Я спросил, есть ли в поселке приход. Женщина ответила, что нет, иначе она не ездила бы в наш храм. Тут же она рассказала и историю своего обращения. Однажды в их городке поселился некий иеромонах Феодосий со своим послушником. Неизвестного возраста и происхождения старец служил в Задойном около двух лет. Народ его не любил и рассказывал про него разные сплетни – мол, старик сожительствует с послушником и насылает порчу на шахту, чтобы та не работала.
Как оказалось, инок и впрямь был существом падшим. Проповедуя с крыльца местного магазина, он завлекал в церковь женщин, затем спаивал их, овладевал ими, а затем и обирал. Призвавшая нас прихожанка и сама подпала в те времена под его обольщение и вскоре оказалась от похотливого старика беременной. Осознав тогда зловредность такого послушания, женщина отправилась в епархиальное управление и пожаловалась епископу. Местный владыка объявил ей, что никакого Феодосия он с роду не знает, и что тот – самозванец. Прихожанка потребовала у епископа принять меры, на что тот обещал ей горячо помолиться и снабдил ее разоблачительным письмом к жителям Задойного.
Через две недели Феодосия подняли со дна шахты с явными следами насильственной смерти, поджаренными пятками и осиновым колом в заду. Как установило следствие, раскаявшись во всем содеянном, Феодосий свел счеты с жизнью. Сама же она с тех пор вела образ жизни праведный, целиком и полностью посвятив себя воспитанию дочери.
… Находившийся среди мрачных и чахлых равнин поселок впечатление производил тяжкое. На всем здесь был красноватого цвета ржавый налет, лужи очерчивались бледной пенистой каймой, а жухлые придорожные пучки травы были цвета выцветшего хаки. Раритетный автомобиль мы покинули на совсем уже безнадежной окраине городка, в мире высоких мусорных куч и глубоких канав, червивых огородиков и гнилых сараев, тянущихся против ветхих панельных халуп.
Там женщина проводила нас в свою на удивление чистенькую, хоть и бесхитростную квартиру. Вооружившись кадилом, кропилом и непрестанной молитвой, мы стали подниматься на четвертый этаж. Плюс к тому дьякон держал в кармане руку с заряженным святым фосфором пистолетом.
Дальний путь средь серых, подобных саванне, равнин в просевшем скрежещущем «запорожце» изрядно утомил нас, мы проголодались и, признаться, давно уже стали про себя молиться об отдыхе и еде. С пением тропаря войдя в квартиру, мы с радостью убедились, что молитвы наши услышаны, и дочери хозяйки нет дома. Работа отодвинулась, мы окропили жилище святой водой, хозяйка проводила нас на кухню и стала угощать. Выпив для аппетита по пятьдесят грамм, мы принялись за предложенный нам обед. Уплетая, что называется, за обе щеки, мы слушали хозяйку и поражались ее познаниям в области демонологии.
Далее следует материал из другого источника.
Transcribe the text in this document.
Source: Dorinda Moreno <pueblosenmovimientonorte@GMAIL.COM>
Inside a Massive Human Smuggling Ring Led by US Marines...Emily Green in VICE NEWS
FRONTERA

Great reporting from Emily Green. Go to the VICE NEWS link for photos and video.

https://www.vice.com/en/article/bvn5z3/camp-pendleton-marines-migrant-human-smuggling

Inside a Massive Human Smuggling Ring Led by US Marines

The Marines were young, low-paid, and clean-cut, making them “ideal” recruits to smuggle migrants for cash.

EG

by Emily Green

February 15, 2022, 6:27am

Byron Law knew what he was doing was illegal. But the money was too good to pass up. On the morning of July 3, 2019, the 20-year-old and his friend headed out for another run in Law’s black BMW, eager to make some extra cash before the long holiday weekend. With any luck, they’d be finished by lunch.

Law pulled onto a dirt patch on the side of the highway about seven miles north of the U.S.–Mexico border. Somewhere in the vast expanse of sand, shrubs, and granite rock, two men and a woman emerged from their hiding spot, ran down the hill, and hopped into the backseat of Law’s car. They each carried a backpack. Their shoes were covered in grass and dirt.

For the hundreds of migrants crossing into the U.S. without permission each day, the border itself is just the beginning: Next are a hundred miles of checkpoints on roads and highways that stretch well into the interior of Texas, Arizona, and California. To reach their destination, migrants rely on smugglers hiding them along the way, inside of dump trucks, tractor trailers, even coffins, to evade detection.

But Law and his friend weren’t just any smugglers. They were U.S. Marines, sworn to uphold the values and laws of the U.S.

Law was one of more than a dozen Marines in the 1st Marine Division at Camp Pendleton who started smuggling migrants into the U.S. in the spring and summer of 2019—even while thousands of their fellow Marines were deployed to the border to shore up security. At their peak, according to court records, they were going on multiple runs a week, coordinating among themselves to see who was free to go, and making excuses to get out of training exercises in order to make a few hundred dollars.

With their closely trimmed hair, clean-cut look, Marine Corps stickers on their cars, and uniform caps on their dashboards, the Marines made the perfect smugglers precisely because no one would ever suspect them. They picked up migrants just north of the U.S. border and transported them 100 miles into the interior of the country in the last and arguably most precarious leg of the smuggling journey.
«И как давно, женщина, ты заметила за своей дочерью бесовские повадки?» – спросил я у нее.
«Началось это, когда она была еще ребенком, – отозвалась та. – Каждое полнолуние Люба покидала кровать свою и под воздействием Князя Тьмы с закрытыми глазами двигалась к шахте. Причем, по свидетельству девяностолетней бабки Налимихи, не по земле, а по воздуху. В одной сорочке плыла она невысоко над дорогой в сторону магниевого комбината, и подобные странности, – делилась с нами женщина наболевшим, – случались с ней регулярно. А восьми лет отроду Любовь начала колдовским образом привораживать мужиков, – продолжала она. – Так, однажды школьный учитель труда Митрофанов задавил в тисках школьного сторожа Васильева, за то, что девочка любила на том кататься…»
«И впрямь ведьма!» – вырвалось у жующего отца Виктора. В этот момент хлопнула дверь, и послышались легкие шаги. «Мама, это я!» – раздался из прихожей девичий голос, и я услышал, как в кармане подрясника отца Виктора щелкнул взводимый курок. И тут появилась она. Бледная как Люцифер и прекрасная, как Ангел Света.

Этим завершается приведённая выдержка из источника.